You'd think they would have noticed that.  Eliminating early exits
doesn't change the number of branches!

> Avoiding early exits is an over-reaction to the Bad Old Days of spaghetti
> code. But used wisely, early exists can simplify, not complicate, code.

To make your case, you don't even need to prove that a wise early exit
can simplify.  You just need that an early exit can simplify.  (The
conclusive case is the early exit is better.  For that, it's
sufficient but not necessary to show that simplicity is your reader's
highest priority.  What's instructive about that is the
counterexample: when is simpler not better?  (Not rhetorical.  Or, if
never, then it's the top priority and consistent with every top
priority, if my calculations are correct; but it remains to show that
early exits can simplify.)

snip better simpler

> The second version has double the number of lines of code of the first.
> It introduces an extra variable "found_item" and two extra if blocks. I
> don't think the claim that the version with an early exit is more
> complicated than the version without can justified.
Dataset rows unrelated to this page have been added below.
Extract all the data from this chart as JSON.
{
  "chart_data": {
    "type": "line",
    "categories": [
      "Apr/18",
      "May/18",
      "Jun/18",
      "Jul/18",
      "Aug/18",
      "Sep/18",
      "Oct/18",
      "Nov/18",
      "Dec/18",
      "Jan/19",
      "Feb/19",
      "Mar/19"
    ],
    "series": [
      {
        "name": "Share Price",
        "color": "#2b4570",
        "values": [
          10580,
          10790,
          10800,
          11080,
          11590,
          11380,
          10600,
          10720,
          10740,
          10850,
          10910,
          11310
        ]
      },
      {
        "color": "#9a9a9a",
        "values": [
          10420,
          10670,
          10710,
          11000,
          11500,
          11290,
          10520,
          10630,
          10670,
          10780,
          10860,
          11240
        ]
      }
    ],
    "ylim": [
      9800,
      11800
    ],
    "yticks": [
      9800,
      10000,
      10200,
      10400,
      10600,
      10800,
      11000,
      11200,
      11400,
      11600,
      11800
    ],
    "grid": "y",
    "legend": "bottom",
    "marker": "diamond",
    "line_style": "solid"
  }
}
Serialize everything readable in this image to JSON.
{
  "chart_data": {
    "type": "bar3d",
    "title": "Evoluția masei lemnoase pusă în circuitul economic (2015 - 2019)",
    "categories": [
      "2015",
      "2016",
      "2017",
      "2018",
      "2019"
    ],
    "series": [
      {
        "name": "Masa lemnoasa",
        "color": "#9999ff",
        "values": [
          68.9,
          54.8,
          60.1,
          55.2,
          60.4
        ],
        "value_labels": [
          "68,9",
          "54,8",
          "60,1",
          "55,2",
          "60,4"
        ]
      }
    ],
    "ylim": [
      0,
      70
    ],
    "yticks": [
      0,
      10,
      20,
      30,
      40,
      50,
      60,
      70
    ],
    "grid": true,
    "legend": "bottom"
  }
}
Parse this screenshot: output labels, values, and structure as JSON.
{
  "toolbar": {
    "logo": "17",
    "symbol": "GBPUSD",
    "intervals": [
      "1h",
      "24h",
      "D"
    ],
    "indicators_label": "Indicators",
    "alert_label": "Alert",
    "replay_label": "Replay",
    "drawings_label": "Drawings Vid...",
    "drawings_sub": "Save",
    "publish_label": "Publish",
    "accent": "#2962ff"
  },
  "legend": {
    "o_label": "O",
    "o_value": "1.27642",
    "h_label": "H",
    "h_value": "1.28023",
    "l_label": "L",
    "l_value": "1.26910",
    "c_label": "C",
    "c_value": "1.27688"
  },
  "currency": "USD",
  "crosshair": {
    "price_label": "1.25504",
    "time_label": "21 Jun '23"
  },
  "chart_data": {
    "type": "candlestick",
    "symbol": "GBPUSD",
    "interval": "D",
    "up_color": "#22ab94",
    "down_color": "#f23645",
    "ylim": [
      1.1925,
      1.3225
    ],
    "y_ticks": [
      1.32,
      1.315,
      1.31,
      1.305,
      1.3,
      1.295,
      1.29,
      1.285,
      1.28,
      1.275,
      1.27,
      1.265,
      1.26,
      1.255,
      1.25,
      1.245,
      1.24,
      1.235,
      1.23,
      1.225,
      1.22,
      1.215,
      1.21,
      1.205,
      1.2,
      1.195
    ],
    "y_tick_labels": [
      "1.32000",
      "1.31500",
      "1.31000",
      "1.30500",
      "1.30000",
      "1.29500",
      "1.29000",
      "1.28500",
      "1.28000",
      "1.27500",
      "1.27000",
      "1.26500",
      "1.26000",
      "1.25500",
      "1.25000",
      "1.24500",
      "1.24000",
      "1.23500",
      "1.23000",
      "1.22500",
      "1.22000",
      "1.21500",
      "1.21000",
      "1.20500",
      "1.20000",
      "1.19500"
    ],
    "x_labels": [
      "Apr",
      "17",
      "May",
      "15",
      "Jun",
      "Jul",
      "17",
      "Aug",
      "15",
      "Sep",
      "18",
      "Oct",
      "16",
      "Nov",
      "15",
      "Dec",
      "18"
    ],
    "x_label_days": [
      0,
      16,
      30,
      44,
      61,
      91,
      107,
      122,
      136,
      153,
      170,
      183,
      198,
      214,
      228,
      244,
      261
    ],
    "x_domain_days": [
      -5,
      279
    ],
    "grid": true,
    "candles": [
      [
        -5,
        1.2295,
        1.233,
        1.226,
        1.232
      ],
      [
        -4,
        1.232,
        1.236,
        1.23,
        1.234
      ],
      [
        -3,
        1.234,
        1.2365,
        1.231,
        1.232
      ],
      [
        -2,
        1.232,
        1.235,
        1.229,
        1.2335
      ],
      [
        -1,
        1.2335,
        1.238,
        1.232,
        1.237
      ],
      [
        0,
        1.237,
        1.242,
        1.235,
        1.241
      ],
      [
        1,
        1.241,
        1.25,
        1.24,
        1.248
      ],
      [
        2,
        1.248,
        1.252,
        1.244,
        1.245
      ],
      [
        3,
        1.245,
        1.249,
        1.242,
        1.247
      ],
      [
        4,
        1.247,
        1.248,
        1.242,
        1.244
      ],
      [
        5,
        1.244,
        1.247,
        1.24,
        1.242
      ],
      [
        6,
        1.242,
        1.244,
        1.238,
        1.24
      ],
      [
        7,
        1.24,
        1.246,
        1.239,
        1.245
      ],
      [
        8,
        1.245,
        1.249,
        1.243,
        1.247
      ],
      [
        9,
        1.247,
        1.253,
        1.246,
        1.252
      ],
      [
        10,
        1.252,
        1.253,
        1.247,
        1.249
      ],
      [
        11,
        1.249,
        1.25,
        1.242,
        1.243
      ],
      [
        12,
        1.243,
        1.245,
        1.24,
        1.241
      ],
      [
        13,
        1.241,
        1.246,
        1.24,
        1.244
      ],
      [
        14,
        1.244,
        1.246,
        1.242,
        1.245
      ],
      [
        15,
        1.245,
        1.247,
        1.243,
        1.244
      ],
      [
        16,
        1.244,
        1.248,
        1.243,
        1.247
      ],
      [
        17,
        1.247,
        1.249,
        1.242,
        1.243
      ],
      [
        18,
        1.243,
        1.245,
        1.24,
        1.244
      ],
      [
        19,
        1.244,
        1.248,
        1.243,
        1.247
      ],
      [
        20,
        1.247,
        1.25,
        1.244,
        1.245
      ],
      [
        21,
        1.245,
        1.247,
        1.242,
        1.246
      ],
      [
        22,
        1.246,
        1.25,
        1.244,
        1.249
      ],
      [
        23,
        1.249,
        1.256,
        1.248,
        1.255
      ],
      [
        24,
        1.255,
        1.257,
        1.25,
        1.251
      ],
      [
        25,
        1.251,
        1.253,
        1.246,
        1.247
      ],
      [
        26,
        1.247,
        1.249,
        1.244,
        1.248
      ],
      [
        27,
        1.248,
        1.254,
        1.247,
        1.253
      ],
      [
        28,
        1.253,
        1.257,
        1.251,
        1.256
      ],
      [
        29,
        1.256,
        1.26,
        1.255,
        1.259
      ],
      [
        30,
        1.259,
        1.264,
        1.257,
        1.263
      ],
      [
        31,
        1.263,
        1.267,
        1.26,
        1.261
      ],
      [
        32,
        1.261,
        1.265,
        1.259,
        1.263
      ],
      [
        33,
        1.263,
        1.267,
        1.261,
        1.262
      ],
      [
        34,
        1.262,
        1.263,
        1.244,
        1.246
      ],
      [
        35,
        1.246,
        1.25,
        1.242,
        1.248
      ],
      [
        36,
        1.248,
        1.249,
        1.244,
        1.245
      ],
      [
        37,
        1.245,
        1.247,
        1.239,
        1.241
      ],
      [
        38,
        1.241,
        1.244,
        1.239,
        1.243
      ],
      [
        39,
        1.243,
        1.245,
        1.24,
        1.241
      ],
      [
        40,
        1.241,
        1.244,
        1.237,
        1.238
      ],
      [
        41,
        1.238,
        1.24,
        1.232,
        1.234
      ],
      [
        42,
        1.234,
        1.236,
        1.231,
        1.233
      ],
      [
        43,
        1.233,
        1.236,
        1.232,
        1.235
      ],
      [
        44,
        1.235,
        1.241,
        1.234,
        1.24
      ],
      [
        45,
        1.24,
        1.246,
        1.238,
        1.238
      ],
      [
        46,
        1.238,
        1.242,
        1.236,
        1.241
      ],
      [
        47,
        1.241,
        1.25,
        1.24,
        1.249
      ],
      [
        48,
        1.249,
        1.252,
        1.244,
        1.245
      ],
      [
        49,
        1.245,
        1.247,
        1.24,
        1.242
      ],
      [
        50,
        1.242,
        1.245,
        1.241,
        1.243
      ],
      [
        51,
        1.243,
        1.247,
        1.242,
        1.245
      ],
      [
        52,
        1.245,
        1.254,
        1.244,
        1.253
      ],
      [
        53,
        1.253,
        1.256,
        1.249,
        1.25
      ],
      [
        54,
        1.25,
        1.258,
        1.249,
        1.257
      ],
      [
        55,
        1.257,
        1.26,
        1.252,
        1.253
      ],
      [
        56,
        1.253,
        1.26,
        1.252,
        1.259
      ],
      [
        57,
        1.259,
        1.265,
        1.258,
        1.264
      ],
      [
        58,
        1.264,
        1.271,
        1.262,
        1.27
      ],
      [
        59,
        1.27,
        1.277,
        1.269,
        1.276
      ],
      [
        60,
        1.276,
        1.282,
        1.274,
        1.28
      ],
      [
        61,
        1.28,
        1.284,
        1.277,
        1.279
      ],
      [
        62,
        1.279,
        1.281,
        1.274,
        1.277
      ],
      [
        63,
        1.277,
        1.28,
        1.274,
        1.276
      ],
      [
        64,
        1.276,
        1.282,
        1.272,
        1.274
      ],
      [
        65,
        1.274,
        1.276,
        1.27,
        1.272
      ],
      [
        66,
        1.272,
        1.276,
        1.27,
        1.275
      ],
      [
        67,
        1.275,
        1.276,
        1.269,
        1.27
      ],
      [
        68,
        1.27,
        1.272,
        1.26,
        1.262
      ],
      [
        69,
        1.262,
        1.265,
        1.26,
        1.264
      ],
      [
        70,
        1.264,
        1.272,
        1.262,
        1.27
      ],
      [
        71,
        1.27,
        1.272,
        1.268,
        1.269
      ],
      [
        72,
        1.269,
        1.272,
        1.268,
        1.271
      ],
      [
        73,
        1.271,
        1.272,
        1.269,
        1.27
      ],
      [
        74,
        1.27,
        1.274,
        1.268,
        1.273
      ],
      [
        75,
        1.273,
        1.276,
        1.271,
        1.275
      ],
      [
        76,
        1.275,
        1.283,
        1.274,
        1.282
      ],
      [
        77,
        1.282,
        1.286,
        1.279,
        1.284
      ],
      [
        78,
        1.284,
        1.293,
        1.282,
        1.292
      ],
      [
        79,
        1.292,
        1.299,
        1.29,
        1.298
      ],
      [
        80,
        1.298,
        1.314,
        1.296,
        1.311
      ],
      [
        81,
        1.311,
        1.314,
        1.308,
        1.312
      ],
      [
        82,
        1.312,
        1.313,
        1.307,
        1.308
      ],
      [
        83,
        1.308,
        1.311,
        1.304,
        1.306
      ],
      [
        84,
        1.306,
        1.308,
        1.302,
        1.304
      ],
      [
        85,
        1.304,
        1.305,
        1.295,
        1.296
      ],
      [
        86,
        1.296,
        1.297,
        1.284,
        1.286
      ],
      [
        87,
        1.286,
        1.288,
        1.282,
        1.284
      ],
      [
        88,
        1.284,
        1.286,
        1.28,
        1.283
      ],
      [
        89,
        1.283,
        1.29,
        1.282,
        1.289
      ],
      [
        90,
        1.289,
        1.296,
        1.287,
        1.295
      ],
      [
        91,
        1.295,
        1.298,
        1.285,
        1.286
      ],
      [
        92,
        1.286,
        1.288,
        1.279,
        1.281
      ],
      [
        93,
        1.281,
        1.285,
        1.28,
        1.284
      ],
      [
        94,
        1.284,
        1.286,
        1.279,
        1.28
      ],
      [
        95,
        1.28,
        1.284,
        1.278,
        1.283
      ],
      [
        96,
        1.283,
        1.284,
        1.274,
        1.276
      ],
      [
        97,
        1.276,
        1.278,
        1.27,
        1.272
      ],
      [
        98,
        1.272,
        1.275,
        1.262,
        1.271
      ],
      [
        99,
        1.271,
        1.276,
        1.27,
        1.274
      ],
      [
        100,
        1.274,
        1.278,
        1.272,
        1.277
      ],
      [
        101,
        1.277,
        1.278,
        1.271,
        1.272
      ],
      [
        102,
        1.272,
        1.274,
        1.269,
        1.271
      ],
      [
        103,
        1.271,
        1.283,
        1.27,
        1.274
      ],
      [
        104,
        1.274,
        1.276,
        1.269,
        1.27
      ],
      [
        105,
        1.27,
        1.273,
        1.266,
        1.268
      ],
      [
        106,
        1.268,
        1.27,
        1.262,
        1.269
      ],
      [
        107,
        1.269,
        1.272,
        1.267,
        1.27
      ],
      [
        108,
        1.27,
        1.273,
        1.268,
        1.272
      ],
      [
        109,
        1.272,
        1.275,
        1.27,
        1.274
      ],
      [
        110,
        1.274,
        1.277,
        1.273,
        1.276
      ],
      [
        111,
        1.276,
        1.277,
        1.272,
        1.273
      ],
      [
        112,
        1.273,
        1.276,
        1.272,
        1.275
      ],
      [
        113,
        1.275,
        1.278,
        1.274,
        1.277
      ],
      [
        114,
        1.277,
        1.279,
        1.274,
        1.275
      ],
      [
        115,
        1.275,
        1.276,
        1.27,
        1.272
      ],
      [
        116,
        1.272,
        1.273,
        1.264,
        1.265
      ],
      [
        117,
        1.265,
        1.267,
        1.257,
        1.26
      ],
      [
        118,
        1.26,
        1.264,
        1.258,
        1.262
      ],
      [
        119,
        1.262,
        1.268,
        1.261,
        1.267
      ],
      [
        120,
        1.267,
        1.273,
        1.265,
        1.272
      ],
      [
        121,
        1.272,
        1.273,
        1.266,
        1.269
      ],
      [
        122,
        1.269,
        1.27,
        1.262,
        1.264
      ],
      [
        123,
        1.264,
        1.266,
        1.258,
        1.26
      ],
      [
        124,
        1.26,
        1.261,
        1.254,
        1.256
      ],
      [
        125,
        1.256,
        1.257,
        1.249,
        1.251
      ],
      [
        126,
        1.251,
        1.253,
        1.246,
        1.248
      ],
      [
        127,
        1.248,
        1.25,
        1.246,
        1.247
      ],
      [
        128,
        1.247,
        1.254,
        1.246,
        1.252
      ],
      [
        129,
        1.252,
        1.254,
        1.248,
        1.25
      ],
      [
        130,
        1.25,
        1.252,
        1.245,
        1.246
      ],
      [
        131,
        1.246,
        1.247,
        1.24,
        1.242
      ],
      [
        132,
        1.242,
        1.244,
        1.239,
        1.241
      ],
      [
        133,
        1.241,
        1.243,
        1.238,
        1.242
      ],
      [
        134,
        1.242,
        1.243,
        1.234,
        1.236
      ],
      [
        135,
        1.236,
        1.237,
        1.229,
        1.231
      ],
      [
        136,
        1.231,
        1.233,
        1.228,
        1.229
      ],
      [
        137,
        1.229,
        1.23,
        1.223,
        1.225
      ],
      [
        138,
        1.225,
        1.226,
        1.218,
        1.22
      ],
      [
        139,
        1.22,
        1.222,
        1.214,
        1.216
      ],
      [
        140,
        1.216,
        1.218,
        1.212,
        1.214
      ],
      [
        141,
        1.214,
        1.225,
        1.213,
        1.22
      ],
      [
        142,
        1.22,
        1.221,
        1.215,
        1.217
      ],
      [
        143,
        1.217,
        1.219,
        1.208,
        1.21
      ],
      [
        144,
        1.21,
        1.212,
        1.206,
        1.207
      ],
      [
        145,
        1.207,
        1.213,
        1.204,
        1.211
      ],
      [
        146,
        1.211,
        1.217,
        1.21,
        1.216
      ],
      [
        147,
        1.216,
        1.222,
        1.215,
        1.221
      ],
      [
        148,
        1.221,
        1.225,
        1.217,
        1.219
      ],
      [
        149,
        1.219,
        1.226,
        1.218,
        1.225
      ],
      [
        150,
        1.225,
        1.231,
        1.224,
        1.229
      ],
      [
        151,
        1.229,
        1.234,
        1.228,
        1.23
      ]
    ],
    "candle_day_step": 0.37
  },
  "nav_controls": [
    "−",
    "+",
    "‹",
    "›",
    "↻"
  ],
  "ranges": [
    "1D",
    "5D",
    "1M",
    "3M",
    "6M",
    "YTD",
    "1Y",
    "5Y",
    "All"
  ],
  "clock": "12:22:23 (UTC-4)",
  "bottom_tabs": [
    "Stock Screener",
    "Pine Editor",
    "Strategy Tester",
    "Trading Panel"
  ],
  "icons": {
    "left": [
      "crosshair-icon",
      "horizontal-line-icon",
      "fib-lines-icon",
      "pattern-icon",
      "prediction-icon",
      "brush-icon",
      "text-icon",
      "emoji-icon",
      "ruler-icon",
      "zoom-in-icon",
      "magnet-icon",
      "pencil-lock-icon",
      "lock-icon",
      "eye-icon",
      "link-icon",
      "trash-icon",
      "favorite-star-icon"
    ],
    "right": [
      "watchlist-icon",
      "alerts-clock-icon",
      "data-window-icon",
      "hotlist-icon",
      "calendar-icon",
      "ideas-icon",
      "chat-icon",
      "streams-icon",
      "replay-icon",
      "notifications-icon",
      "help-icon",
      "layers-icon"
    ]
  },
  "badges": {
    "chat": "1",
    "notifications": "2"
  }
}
In a lab report, this is the part where the author would be arguing,
"And the object accelerated at 9.8 m/s^2, which proves our
hypothesis."  I think you're showing that early exits can simplify,
but you're bringing in more factors.  I think you're trying to say
that less lines of code is simpler, and less variables is simpler.
Those lack proofs.

You need:
M: Less lines of code is simpler.
m: Simpler is always better.
C: Less lines of code is better.

Or something.  But no amount of thrashing, bludgeoning, wibbling,
whimpering, or beating children with blunt objects, is going to change
your reader's knowledge of good.  Only experience is.  Fine fine, so
leather belts are bad.  That doesn't make fewer lines of code good.

However, the burden of proof is (definitely IMO) on the people that
are unilaterally opposed to early returns.  They need:
M: Early exits are never simpler.
m: Simpler is always better.
C: Early exits are never better.

Oddly enough, you share a minor premise.